U.S. economic data, specifically employment data and retail sales, was well on the upside of expectations. growing signs of global economic recovery amid a fast-tracking of vaccine rollouts and the passing of a US$1.9 trillion fiscal stimulus package by the incoming Biden administration
The latest NAB Quarterly SME Business Survey was further validation of improved conditions. Chief Economists Alan Oster said “The sectors which were most impacted by the pandemic continued to rebound in the quarter. Across all industries, Property, Finance and Health are now strongest – though all sectors are back in positive territory.”
Complimenting this, The Westpac-Melbourne Institute Index of Consumer Sentiment increased by 6% in April, which is an 11 year high. This helps us understand the momentum in the property market right now. (See Property below)
Saving (and borrowing) our Printed Money
RBA data is showing we have got a lot better at saving and repairing the household balance sheet. Households with a mortgage now have an average of four months' worth of expenses held back as savings.
Overall, the average household doubled their savings rate last year, to 12% of overall income. The savings rate is a good ting, though Governments want people to continue to spend too.
On the flipside, we are also borrowing more. Data from the ABS below shows the massive growth in mortgage lending with both low interest rates and a strong property market.
The U.S. Fed chairman, Jerome Powell, is really bullish about the US economy. “We feel like we’re at a place where the economy’s about to start growing much more quickly and job creation [will be] coming in much more quickly” he said. Hence the expectations of a 6.5% growth forecast for 2021, extraordinary times.
The pace of growth is also relatively strong in other developed economies but not at the same pace as the US.
Direction for Local Interest Rates?
The RBA retains a steady hand with their last month's board notes stating that the conditions required for a rate hike would not emerge until 2024 at the earliest.
As a result, there are still no expectations for any interest rate movements in the near term, though the momentum in longer term rates continues with both markets and lenders pushing up the cost of long term money.
For those calling the bottom, the argument is very compelling to support it.
Money Markets took a breather this month. The steady line in long term bonds, after the steady upward momentum during 2021, was actually a surprise to many economists, and a relief to others. Lower yields tend to reflect a more pessimistic outlook for growth, though it may also be the market doing a watch and see.
The numbers below are steady save for the tail off in the 10 year bond.
Month | Cash Rate | 90 Bill Rate | 10 Year Bond |
September 2020 | 0.25% | 0.12% | 0.84% |
October 2020 | 0.25% | 0.10% | 0.90% |
November 2020 | 0.10% | 0.05% | 0.81% |
December 2020 | 0.10% | 0.05% | 0.90% |
February 2021 | 0.10% | 0.03% | 1.09% |
March 2021 | 0.10% | 0.04% | 1.69% |
April 2021 | 0.10% | 0.05% | 1.74% |
May 2021 | 0.10% | 0.04% | 1.65% |
The spread between short and long term rates will remain a crucial test of the market's view of the economy, including inflation, and the longer term direction of interest rate settings more broadly.

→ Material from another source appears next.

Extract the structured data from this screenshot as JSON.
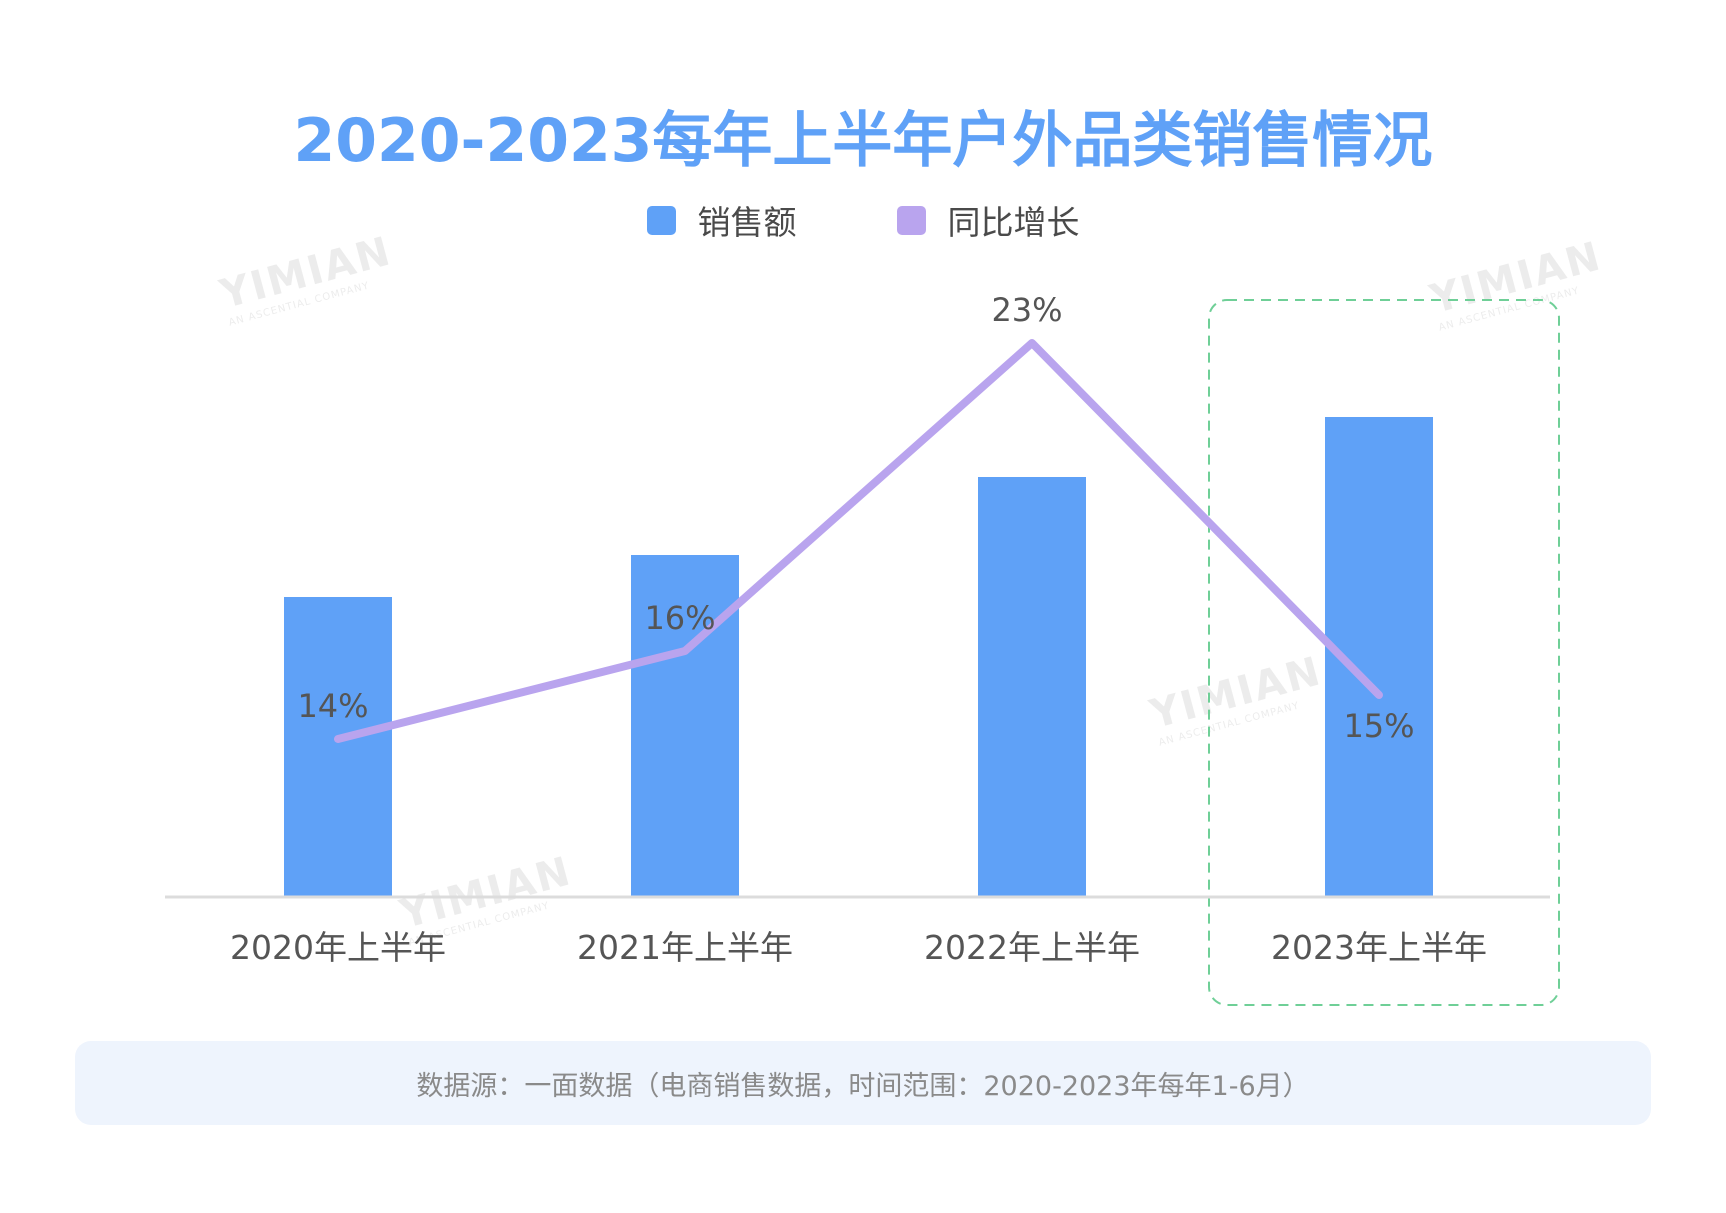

In the residential market, data from CoreLogic listed below, shows continued growth but finally at a lower level. National Growth was at 1.8% compared with 2.8% last month.
Annual returns remain very strong, with the smaller capital cities leading the way that have received a lot of interest from Sydney and Melbourne buyers.

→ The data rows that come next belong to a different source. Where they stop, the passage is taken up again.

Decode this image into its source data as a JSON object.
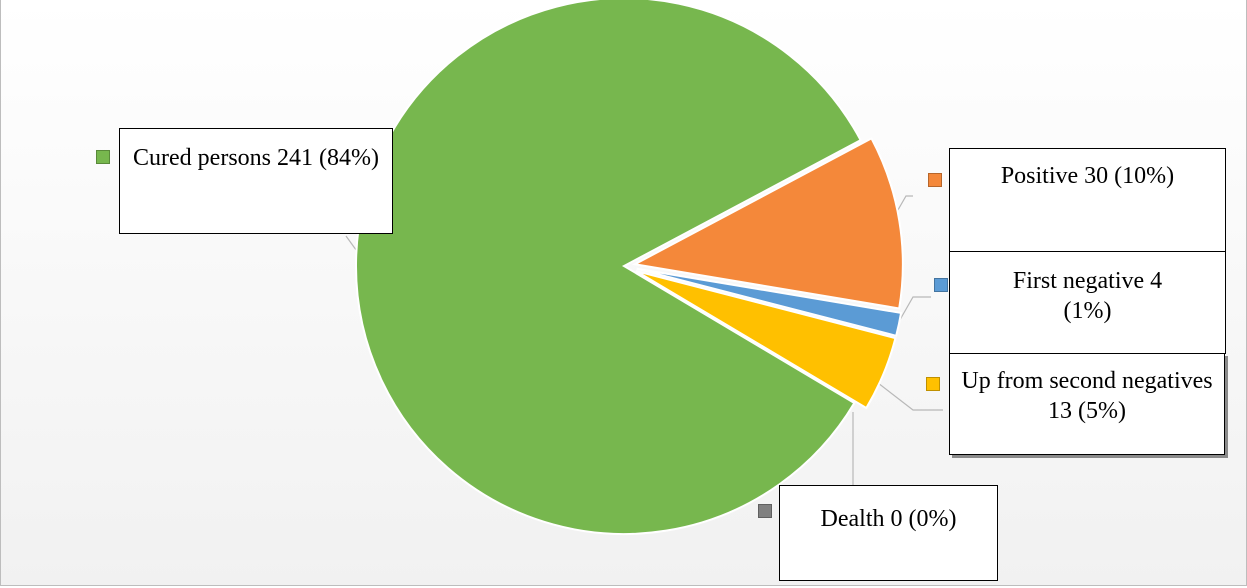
{
  "chart_data": {
    "type": "pie",
    "slices": [
      {
        "label": "Cured persons 241 (84%)",
        "value": 241,
        "percent": 84,
        "color": "#77b74e"
      },
      {
        "label": "Positive 30 (10%)",
        "value": 30,
        "percent": 10,
        "color": "#f4883a"
      },
      {
        "label": "First negative 4 (1%)",
        "value": 4,
        "percent": 1,
        "color": "#5b9bd5"
      },
      {
        "label": "Up from second negatives 13 (5%)",
        "value": 13,
        "percent": 5,
        "color": "#ffc000"
      },
      {
        "label": "Dealth 0 (0%)",
        "value": 0,
        "percent": 0,
        "color": "#808080"
      }
    ],
    "labels": {
      "cured": "Cured persons 241 (84%)",
      "positive": "Positive 30 (10%)",
      "first_negative": "First negative 4 (1%)",
      "second_negatives": "Up from second negatives 13 (5%)",
      "death": "Dealth 0 (0%)"
    },
    "legend": "beside-labels",
    "title": ""
  }
}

There is naturally a lot of commentary about pace of capital gains could slow further over the coming months, as inventory levels rise and affordability constraints dampen housing demand.
The commercial property sentiment remains solid. Investors are still chasing returns in an otherwise low yield environment.

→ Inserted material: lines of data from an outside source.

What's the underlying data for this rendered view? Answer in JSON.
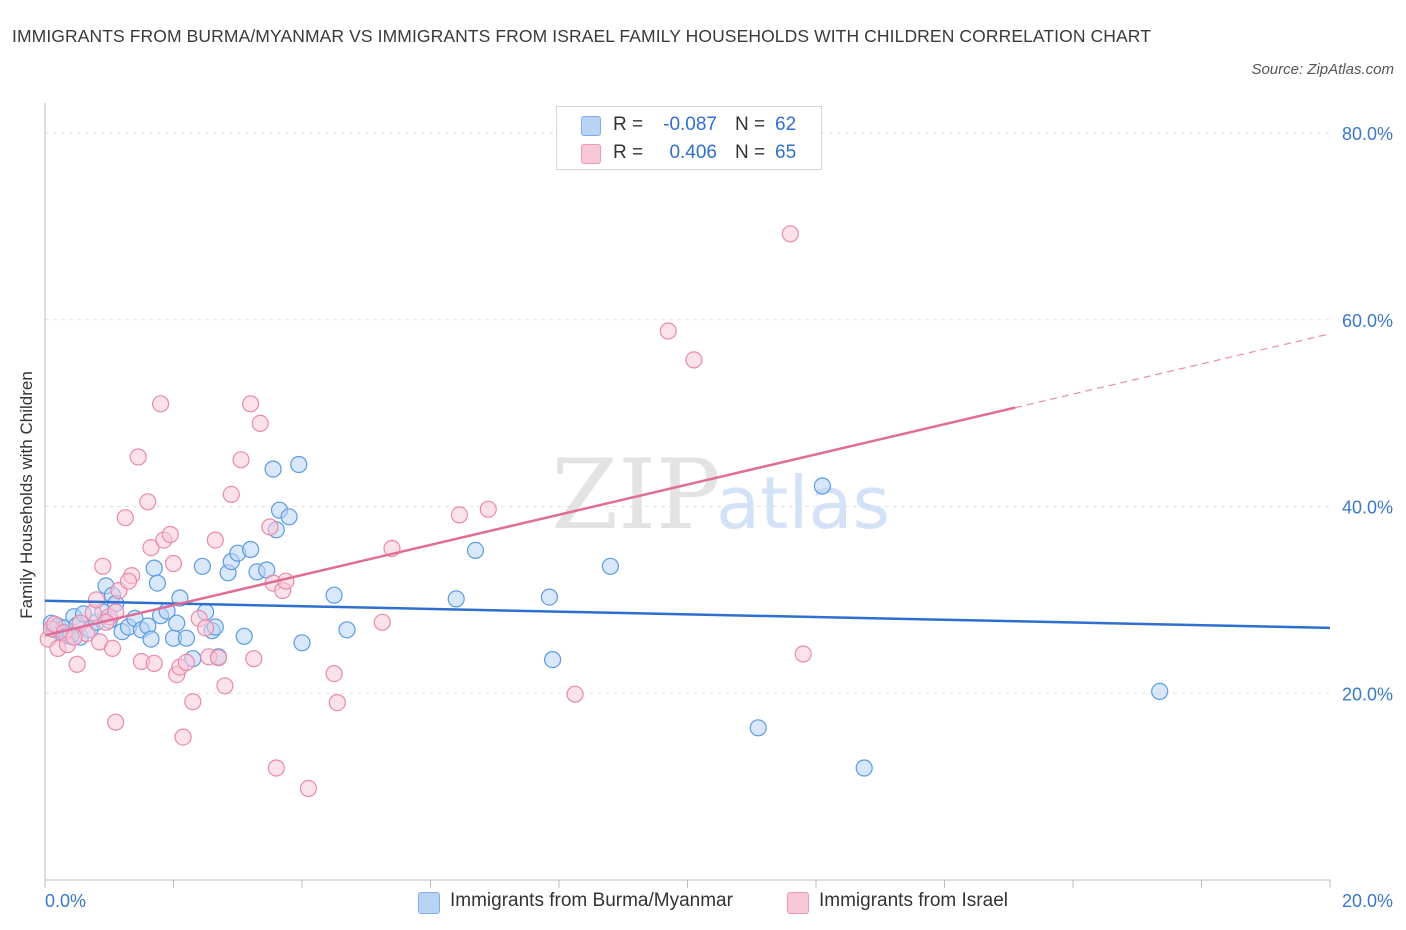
{
  "title": "IMMIGRANTS FROM BURMA/MYANMAR VS IMMIGRANTS FROM ISRAEL FAMILY HOUSEHOLDS WITH CHILDREN CORRELATION CHART",
  "source": "Source: ZipAtlas.com",
  "watermark": {
    "zip": "ZIP",
    "atlas": "atlas"
  },
  "stats": [
    {
      "r_label": "R =",
      "r_value": "-0.087",
      "n_label": "N =",
      "n_value": "62",
      "color": "#7faee8",
      "fill": "#b9d3f5"
    },
    {
      "r_label": "R =",
      "r_value": "0.406",
      "n_label": "N =",
      "n_value": "65",
      "color": "#ec9ab4",
      "fill": "#f8c8d8"
    }
  ],
  "legend": [
    {
      "label": "Immigrants from Burma/Myanmar"
    },
    {
      "label": "Immigrants from Israel"
    }
  ],
  "chart_data": {
    "type": "scatter",
    "title": "IMMIGRANTS FROM BURMA/MYANMAR VS IMMIGRANTS FROM ISRAEL FAMILY HOUSEHOLDS WITH CHILDREN CORRELATION CHART",
    "xlabel": "",
    "ylabel": "Family Households with Children",
    "xlim": [
      0,
      20
    ],
    "ylim": [
      0,
      80
    ],
    "x_tick_labels": [
      "0.0%",
      "20.0%"
    ],
    "y_ticks": [
      20,
      40,
      60,
      80
    ],
    "y_tick_labels": [
      "20.0%",
      "40.0%",
      "60.0%",
      "80.0%"
    ],
    "grid": true,
    "legend_position": "bottom",
    "series": [
      {
        "name": "Immigrants from Burma/Myanmar",
        "color": "#5b9be0",
        "fill": "#b9d3f5",
        "points": [
          [
            0.1,
            27.5
          ],
          [
            0.15,
            26.8
          ],
          [
            0.2,
            27.2
          ],
          [
            0.25,
            26.5
          ],
          [
            0.3,
            27.0
          ],
          [
            0.35,
            26.2
          ],
          [
            0.45,
            28.2
          ],
          [
            0.5,
            27.3
          ],
          [
            0.55,
            26.0
          ],
          [
            0.6,
            28.5
          ],
          [
            0.7,
            26.8
          ],
          [
            0.8,
            27.6
          ],
          [
            0.9,
            28.7
          ],
          [
            0.95,
            31.5
          ],
          [
            1.0,
            27.8
          ],
          [
            1.05,
            30.5
          ],
          [
            1.1,
            29.6
          ],
          [
            1.2,
            26.6
          ],
          [
            1.3,
            27.1
          ],
          [
            1.4,
            28.0
          ],
          [
            1.5,
            26.8
          ],
          [
            1.6,
            27.2
          ],
          [
            1.65,
            25.8
          ],
          [
            1.7,
            33.4
          ],
          [
            1.75,
            31.8
          ],
          [
            1.8,
            28.3
          ],
          [
            1.9,
            28.8
          ],
          [
            2.0,
            25.9
          ],
          [
            2.05,
            27.5
          ],
          [
            2.1,
            30.2
          ],
          [
            2.2,
            25.9
          ],
          [
            2.3,
            23.7
          ],
          [
            2.45,
            33.6
          ],
          [
            2.5,
            28.7
          ],
          [
            2.6,
            26.7
          ],
          [
            2.65,
            27.1
          ],
          [
            2.7,
            23.9
          ],
          [
            2.85,
            32.9
          ],
          [
            2.9,
            34.1
          ],
          [
            3.0,
            35.0
          ],
          [
            3.1,
            26.1
          ],
          [
            3.2,
            35.4
          ],
          [
            3.3,
            33.0
          ],
          [
            3.45,
            33.2
          ],
          [
            3.55,
            44.0
          ],
          [
            3.6,
            37.5
          ],
          [
            3.65,
            39.6
          ],
          [
            3.8,
            38.9
          ],
          [
            3.95,
            44.5
          ],
          [
            4.0,
            25.4
          ],
          [
            4.5,
            30.5
          ],
          [
            4.7,
            26.8
          ],
          [
            6.4,
            30.1
          ],
          [
            6.7,
            35.3
          ],
          [
            7.85,
            30.3
          ],
          [
            7.9,
            23.6
          ],
          [
            8.8,
            33.6
          ],
          [
            11.1,
            16.3
          ],
          [
            12.1,
            42.2
          ],
          [
            12.75,
            12.0
          ],
          [
            17.35,
            20.2
          ],
          [
            0.4,
            26.1
          ]
        ]
      },
      {
        "name": "Immigrants from Israel",
        "color": "#e98aab",
        "fill": "#f8c8d8",
        "points": [
          [
            0.05,
            25.8
          ],
          [
            0.1,
            26.9
          ],
          [
            0.15,
            27.4
          ],
          [
            0.2,
            24.8
          ],
          [
            0.3,
            26.5
          ],
          [
            0.35,
            25.2
          ],
          [
            0.5,
            23.1
          ],
          [
            0.55,
            27.5
          ],
          [
            0.65,
            26.4
          ],
          [
            0.75,
            28.6
          ],
          [
            0.8,
            30.0
          ],
          [
            0.85,
            25.5
          ],
          [
            0.9,
            33.6
          ],
          [
            1.0,
            28.2
          ],
          [
            1.05,
            24.8
          ],
          [
            1.1,
            28.7
          ],
          [
            1.15,
            31.0
          ],
          [
            1.25,
            38.8
          ],
          [
            1.35,
            32.6
          ],
          [
            1.45,
            45.3
          ],
          [
            1.5,
            23.4
          ],
          [
            1.6,
            40.5
          ],
          [
            1.65,
            35.6
          ],
          [
            1.7,
            23.2
          ],
          [
            1.8,
            51.0
          ],
          [
            1.85,
            36.4
          ],
          [
            1.95,
            37.0
          ],
          [
            2.0,
            33.9
          ],
          [
            2.05,
            22.0
          ],
          [
            2.1,
            22.8
          ],
          [
            2.2,
            23.3
          ],
          [
            2.3,
            19.1
          ],
          [
            2.4,
            28.0
          ],
          [
            2.5,
            27.0
          ],
          [
            2.55,
            23.9
          ],
          [
            2.65,
            36.4
          ],
          [
            2.7,
            23.8
          ],
          [
            2.8,
            20.8
          ],
          [
            2.9,
            41.3
          ],
          [
            3.05,
            45.0
          ],
          [
            3.2,
            51.0
          ],
          [
            3.25,
            23.7
          ],
          [
            3.35,
            48.9
          ],
          [
            3.5,
            37.8
          ],
          [
            3.55,
            31.8
          ],
          [
            3.6,
            12.0
          ],
          [
            3.7,
            31.0
          ],
          [
            3.75,
            32.0
          ],
          [
            4.1,
            9.8
          ],
          [
            4.5,
            22.1
          ],
          [
            4.55,
            19.0
          ],
          [
            5.25,
            27.6
          ],
          [
            5.4,
            35.5
          ],
          [
            6.45,
            39.1
          ],
          [
            6.9,
            39.7
          ],
          [
            8.25,
            19.9
          ],
          [
            9.7,
            58.8
          ],
          [
            10.1,
            55.7
          ],
          [
            11.6,
            69.2
          ],
          [
            11.8,
            24.2
          ],
          [
            1.1,
            16.9
          ],
          [
            2.15,
            15.3
          ],
          [
            0.45,
            26.0
          ],
          [
            1.3,
            32.0
          ],
          [
            0.95,
            27.6
          ]
        ]
      }
    ],
    "trend_lines": [
      {
        "series": "Immigrants from Burma/Myanmar",
        "x": [
          0,
          20
        ],
        "y": [
          29.9,
          27.0
        ]
      },
      {
        "series": "Immigrants from Israel",
        "x": [
          0,
          20
        ],
        "y": [
          26.2,
          58.5
        ],
        "solid_until_x": 15.1
      }
    ]
  }
}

The real story at the moment is Industrial property. As the data below from JLL shows, prime industrial yields are now lower than the yields on offices or retail. (NB: Yields being lower means that higher multiples of the property's income are being paid).
In a post Covid world, real estate investors are willing to pay a higher multiple (take a lower yield) for industrial assets as opposed to more traditional office or shopping centre investments.
As the JLL data above shows, the broader retail market is a mixed bag, and slowly we are seeing the impact of retail business that are unable to survive in an environment without Government support. This is started to show up in higher vacancy rates (more than 10% in many areas) and landlords will ultimately feel the pinch.
This may ultimately drive some material change in how retail property is delivered to the market.
The yo-yo of our currency continues, as markets pushed the Australian dollar back up this month. This was largely based on the strength of commodity markets as iron ore and copper prices continued their climb.
This increase was also against a stronger US dollar, as their economy rebounds at a faster pace than other markets including Europe.
Still, on the basis of these strong commodity prices continuing, experts still predict a rise back to 80c in the near term.